Theorem 1 (Convergence of IHT in function values) [7]. Suppose $\mathbf{x}^\star$ is an $k$-sparse vector satisfying $\mathbf{y} = \boldsymbol{\Phi} \mathbf{x}^\star$ and the isometry constants of the matrix $\boldsymbol{\Phi}$ satisfies $\delta_{2k} < 1/3$. Then, IHT computes an s-sparse vector $\widehat{\mathbf{x}} \in \mathbb{R}^p$ such that $||\mathbf{y} - \boldsymbol{\Phi} \widehat{\mathbf{x}}||_2 \leq \epsilon$ in \(\Bigg\lceil \frac{1}{\log\left(\tfrac{1 − \delta\_{2k}}{2\cdot \delta\_{2k}}\right)} \cdot \log \left(\frac{\|\|\mathbf{y}\|\|\_2 ^2}{\epsilon}\right) \Bigg\rceil\) iterations.

…(remark: this holds for step size different than 1 - we will get back to that in the next pot) and according to the following theorem (for convergence in estimates):

Theorem 2 (Convergence of IHT in estimates) [8]. Given observations $\mathbf{y} = \boldsymbol{\Phi} \mathbf{x}^\star$, where $\mathbf{x}^\star$ is $k$-sparse. If $\boldsymbol{\Phi}$ satisfies the RIP with $\delta_{3k} < 1/15$, then, IHT recovers $\widehat{\mathbf{x}}$ such that \(\|\|\mathbf{x}^\star - \widehat{\mathbf{x}}\|\|\_2 \leq 2^{-i} \|\|\mathbf{x}^\star - \mathbf{x}\_0\|\|\_2,\) after $i$ iterations.

In the next post:

• We will discuss further the properties of vanilla IHT.
• We will briefly describe constant step size selections that lead to several IHT variants.

References

[1] Emmanuel Candès, Compressive Sampling, Int. Congress of Mathematics, 3, pp. 1433-1452, Madrid, Spain, 2006.

[2] Richard Baraniuk, Compressive sensing, IEEE Signal Processing Magazine, 24(4), pp. 118-121, July 2007.

[3] Emmanuel Candès and Michael Wakin, An introduction to compressive sampling, IEEE Signal Processing Magazine, 25(2), pp. 21 - 30, March 2008.

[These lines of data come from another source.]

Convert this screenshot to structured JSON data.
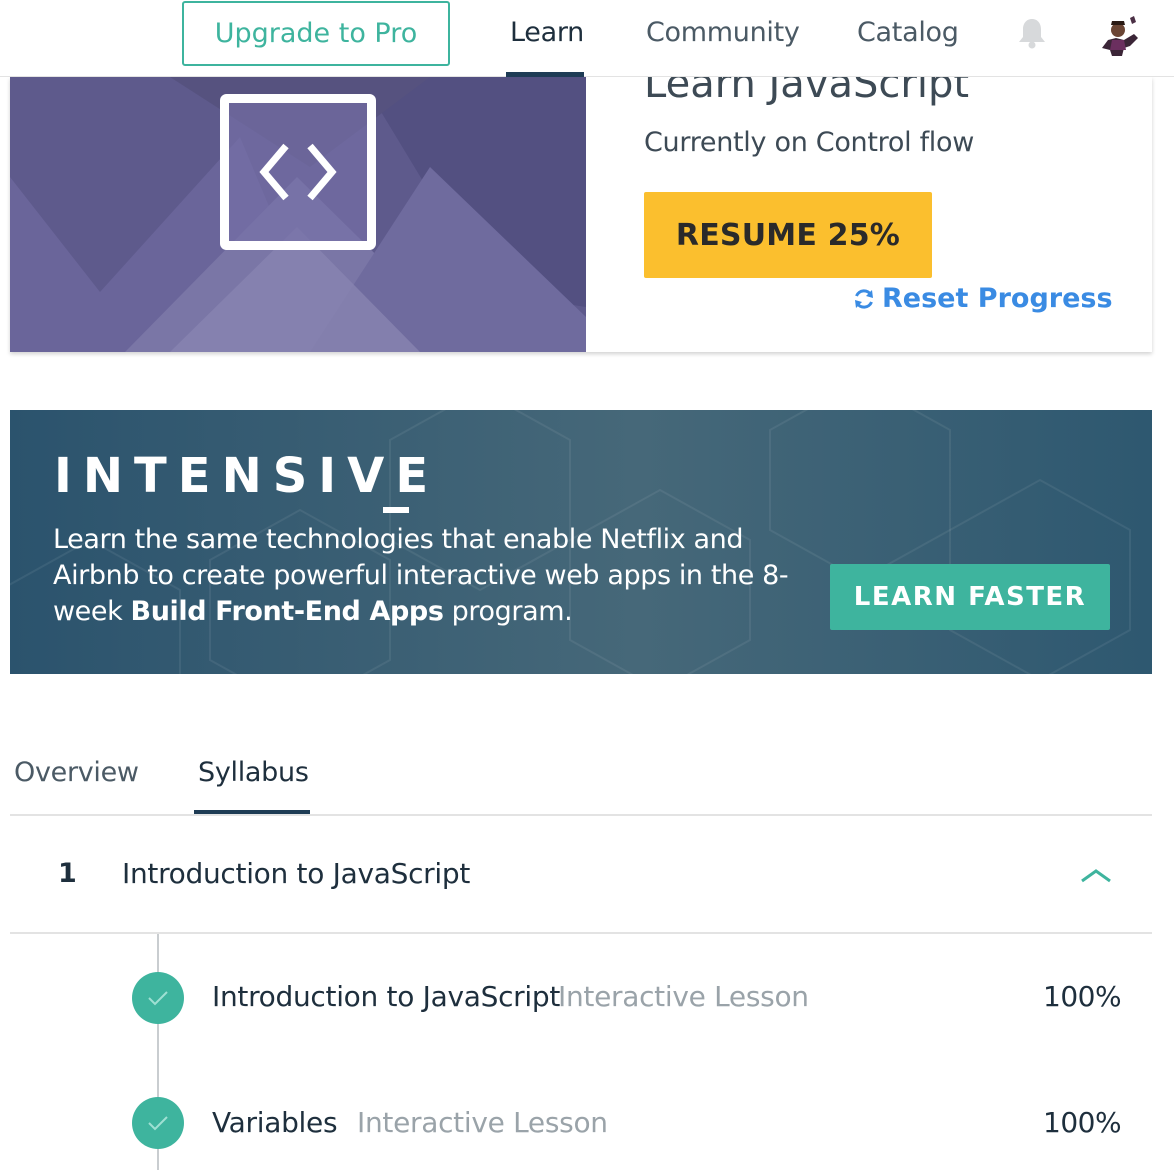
{
  "nav": {
    "upgrade_label": "Upgrade to Pro",
    "links": [
      "Learn",
      "Community",
      "Catalog"
    ],
    "active_link": "Learn",
    "bell_icon": "bell-icon",
    "avatar_icon": "user-avatar"
  },
  "course": {
    "title": "Learn JavaScript",
    "status": "Currently on Control flow",
    "resume_label": "RESUME 25%",
    "progress_percent": 25,
    "reset_label": "Reset Progress",
    "reset_icon": "refresh-icon",
    "banner_icon": "code-brackets-icon"
  },
  "promo": {
    "heading": "INTENSIVE",
    "text_part1": "Learn the same technologies that enable Netflix and Airbnb to create powerful interactive web apps in the 8-week ",
    "text_bold": "Build Front-End Apps",
    "text_part2": " program.",
    "button_label": "LEARN FASTER"
  },
  "tabs": {
    "items": [
      "Overview",
      "Syllabus"
    ],
    "active": "Syllabus"
  },
  "syllabus": {
    "chapter": {
      "number": "1",
      "title": "Introduction to JavaScript",
      "expanded": true
    },
    "lessons": [
      {
        "name": "Introduction to JavaScript",
        "type": "Interactive Lesson",
        "percent": "100%",
        "completed": true
      },
      {
        "name": "Variables",
        "type": "Interactive Lesson",
        "percent": "100%",
        "completed": true
      }
    ]
  },
  "colors": {
    "accent_green": "#3eb49e",
    "resume_yellow": "#fbbf2e",
    "link_blue": "#3a8be3",
    "nav_underline": "#1e3c55"
  }
}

[4] Ingrid Daubechies, Ten Lectures on Wavelets, Society for Industrial and Applied Mathematics, 1992.

[5] Stéphane Mallat, A wavelet tour of signal processing, 2nd Edition, Academic Press, 1999.

[6] Roman Vershynin, Introduction to the non-asymptotic analysis of random matrices, Chapter 5 in Compressed Sensing, Theory and Applications, edited by Y. Eldar and G. Kutyniok, Cambridge University Press, 2012. pp. 210–268.

[7] Rahul Garg, and Rohit Khandekar, Gradient descent with sparsification: An iterative algorithm for sparse recovery with restricted isometry property, in ICML, 2009.

[8] Thomas Blumensath, Mike Davies, Iterative hard thresholding for compressed sensing, Applied and Computational Harmonic Analysis, vol. 27, no. 3, pp. 265-274, 2009.